In the Netherlands, Jews were initially taken to the Westerbork transit camp before they were sent east. Westerbork was run like a small town, complete with an infirmary, shops and education facilities. Uninhabited council residences at Drancy, in the Paris suburbs, became the centre in which Jews were held before they were deported from France, while Jews and Roma living in Belgium were deported from Mechelen, also known as Malines. Conditions in these camps were far from idyllic, with substandard hygiene levels, but there was at least food and a chance to meet with friends and family. Some people died before they were deported, but systematic murder did not take place.
Drancy, August 1941
Bundesarchiv, Bild 183-B10919 / Wisch / CC-BY-SA
Sixty-five thousand Jews were ultimately deported from Drancy and over 100,000 from Westerbork, with the first transports leaving on 22 June 1942 and 15 July 1942 respectively.

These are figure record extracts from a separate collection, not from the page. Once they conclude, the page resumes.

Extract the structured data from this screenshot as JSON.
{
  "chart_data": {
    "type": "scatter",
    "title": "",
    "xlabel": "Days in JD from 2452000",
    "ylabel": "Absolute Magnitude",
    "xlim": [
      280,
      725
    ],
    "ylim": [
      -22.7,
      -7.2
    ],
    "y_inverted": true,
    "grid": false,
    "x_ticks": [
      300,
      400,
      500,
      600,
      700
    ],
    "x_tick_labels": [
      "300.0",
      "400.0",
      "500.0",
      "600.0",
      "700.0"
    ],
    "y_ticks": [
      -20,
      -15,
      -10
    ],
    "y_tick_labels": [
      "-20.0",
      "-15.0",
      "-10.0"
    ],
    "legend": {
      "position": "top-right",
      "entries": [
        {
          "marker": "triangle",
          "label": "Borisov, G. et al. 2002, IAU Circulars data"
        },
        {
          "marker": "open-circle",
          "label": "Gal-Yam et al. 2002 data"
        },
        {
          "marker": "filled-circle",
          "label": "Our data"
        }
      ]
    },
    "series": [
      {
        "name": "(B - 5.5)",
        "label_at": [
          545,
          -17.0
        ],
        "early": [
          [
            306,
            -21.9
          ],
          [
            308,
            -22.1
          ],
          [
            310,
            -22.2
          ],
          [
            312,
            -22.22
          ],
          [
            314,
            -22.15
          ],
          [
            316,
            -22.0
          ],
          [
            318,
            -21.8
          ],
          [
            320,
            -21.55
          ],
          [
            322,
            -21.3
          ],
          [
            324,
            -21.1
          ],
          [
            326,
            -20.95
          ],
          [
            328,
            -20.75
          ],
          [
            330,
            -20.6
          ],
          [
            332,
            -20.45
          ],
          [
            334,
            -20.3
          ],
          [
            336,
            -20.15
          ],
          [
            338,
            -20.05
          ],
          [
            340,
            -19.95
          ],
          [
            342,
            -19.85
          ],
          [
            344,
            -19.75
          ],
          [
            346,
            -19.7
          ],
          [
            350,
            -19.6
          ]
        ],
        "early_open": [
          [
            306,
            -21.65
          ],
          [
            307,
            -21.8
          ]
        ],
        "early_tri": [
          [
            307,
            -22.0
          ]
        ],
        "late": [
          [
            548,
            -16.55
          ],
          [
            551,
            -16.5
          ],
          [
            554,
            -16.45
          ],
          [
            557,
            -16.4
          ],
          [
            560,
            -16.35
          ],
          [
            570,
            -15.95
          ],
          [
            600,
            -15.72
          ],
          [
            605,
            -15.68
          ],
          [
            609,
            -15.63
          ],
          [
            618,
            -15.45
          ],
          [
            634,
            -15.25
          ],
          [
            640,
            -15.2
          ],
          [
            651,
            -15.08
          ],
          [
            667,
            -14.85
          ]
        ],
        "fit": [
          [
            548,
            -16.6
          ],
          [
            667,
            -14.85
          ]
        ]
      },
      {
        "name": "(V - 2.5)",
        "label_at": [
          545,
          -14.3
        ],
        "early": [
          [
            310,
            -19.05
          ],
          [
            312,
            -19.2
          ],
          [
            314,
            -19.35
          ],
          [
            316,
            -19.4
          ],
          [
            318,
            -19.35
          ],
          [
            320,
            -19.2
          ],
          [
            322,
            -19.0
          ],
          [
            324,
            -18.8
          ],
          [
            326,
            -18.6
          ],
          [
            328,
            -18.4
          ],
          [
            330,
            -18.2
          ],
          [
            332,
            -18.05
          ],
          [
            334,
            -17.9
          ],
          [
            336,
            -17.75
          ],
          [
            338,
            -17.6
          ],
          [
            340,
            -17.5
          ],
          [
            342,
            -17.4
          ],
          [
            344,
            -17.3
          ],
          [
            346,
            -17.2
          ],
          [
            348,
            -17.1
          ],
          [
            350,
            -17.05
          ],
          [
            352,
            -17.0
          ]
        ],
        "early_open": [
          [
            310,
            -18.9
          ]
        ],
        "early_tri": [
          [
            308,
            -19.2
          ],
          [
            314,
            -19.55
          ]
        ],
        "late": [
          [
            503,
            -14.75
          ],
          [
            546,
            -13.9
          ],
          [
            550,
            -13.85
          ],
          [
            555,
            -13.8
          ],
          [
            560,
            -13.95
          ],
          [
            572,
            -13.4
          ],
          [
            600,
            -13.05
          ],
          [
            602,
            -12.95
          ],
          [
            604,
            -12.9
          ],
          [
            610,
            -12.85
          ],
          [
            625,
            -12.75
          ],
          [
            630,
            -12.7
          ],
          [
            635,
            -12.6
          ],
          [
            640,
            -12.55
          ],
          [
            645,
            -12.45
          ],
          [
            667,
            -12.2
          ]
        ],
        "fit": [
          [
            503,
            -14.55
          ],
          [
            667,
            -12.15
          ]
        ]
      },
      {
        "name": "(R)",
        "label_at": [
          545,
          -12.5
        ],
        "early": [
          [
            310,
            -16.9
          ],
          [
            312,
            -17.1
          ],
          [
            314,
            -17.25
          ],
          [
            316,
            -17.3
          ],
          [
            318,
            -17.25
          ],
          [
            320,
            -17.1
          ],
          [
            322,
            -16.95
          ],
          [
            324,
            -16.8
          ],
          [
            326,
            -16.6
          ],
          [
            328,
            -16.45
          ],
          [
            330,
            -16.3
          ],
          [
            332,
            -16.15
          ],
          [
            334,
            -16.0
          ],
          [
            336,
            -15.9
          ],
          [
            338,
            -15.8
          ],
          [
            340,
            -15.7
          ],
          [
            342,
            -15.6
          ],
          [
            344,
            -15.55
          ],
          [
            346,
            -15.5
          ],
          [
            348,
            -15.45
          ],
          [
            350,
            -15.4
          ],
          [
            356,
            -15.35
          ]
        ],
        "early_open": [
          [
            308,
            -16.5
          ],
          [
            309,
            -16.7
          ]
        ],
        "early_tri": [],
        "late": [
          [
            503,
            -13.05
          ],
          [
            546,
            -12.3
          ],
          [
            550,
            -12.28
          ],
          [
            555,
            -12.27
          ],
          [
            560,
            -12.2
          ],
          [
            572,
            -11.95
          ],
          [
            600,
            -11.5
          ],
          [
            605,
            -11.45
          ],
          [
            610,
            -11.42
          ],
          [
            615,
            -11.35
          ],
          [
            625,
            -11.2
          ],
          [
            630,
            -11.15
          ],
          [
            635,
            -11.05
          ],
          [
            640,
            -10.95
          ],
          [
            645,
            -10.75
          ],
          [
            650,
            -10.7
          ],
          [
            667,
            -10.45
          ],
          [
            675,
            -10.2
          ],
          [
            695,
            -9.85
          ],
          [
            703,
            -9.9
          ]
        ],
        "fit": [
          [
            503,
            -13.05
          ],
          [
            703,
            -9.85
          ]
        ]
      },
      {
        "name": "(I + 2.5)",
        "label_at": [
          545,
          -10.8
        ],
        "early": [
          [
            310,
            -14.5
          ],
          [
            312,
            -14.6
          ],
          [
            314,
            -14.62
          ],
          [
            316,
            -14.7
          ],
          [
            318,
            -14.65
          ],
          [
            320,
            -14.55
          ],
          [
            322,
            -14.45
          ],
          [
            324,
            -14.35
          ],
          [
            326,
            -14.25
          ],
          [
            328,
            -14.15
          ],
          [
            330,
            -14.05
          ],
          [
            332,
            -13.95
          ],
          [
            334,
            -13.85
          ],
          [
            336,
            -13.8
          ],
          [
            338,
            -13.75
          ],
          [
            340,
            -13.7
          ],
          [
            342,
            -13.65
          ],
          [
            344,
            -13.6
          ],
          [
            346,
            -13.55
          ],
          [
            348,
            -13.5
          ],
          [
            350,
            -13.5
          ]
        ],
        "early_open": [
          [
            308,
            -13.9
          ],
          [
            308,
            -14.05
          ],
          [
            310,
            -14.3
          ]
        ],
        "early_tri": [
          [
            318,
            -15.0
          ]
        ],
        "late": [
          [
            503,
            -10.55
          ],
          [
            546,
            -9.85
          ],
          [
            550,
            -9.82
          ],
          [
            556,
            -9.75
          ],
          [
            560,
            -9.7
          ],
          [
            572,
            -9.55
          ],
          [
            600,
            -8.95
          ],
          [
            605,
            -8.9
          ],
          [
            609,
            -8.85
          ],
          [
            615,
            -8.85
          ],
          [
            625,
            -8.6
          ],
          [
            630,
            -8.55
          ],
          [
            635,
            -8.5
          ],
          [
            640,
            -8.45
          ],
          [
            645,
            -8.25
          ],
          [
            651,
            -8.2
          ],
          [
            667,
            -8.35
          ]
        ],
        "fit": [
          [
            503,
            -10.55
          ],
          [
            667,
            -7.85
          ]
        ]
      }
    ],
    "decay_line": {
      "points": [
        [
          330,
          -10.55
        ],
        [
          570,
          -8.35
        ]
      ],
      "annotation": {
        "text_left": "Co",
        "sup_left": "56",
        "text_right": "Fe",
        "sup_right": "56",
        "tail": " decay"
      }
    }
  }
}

Twenty-eight trains also left Mechelen between 1942 and 1944, carrying over 25,000 Jews and Romani to labour and death camps. Deportations of Jews from Italy and Greece began in 1943 and Jewish communities in Czechoslovakia and Hungary were also among those subjected to round-ups and internment in holding camps before being forcibly removed from their homelands.
In Poland and Eastern Europe, the Nazis began liquidating the ghettos after Wannsee. Extermination centres had been strategically established in the vicinity of the biggest ghettos, with Treblinka sixty miles away from Warsaw and Chelmno thirty miles from Lodz. The Judenräte were asked to provide lists of Jews to go on each transport, always under the auspices that they were being resettled for labour. The majority of Jews deported to the camps, whether from wider Europe or from the ghettos, were transported by train. They were treated as freight, forced in to cattle trucks rather than seated in carriages designed for human passengers.
Often described as the journey of nightmares, some of those who were pushed on to the deportation trains did not survive the journey. Upwards of seventy people would be crammed into a single cattle truck, bolted from the outside, with no food except any small provisions they might have hidden on their person beforehand. The huge numbers of humans in a tight, barely ventilated space made it hard to breathe and many suffocated before the doors were opened again. There was no humane way of going to the toilet and no possibility of sitting or lying down. It is estimated that the average space in which each deportee could stand was no larger than a twenty-five-centimetre square.
From the spring of 1942 until late 1944, these death trains transported Jews from all over Europe to camps in Poland, Germany, Austria and Czechoslovakia. Some journeys lasted more than three days and nights, without any relief for the prisoners on board. When the doors were finally unbolted, those who were still alive realized that their descent into Hell had barely begun.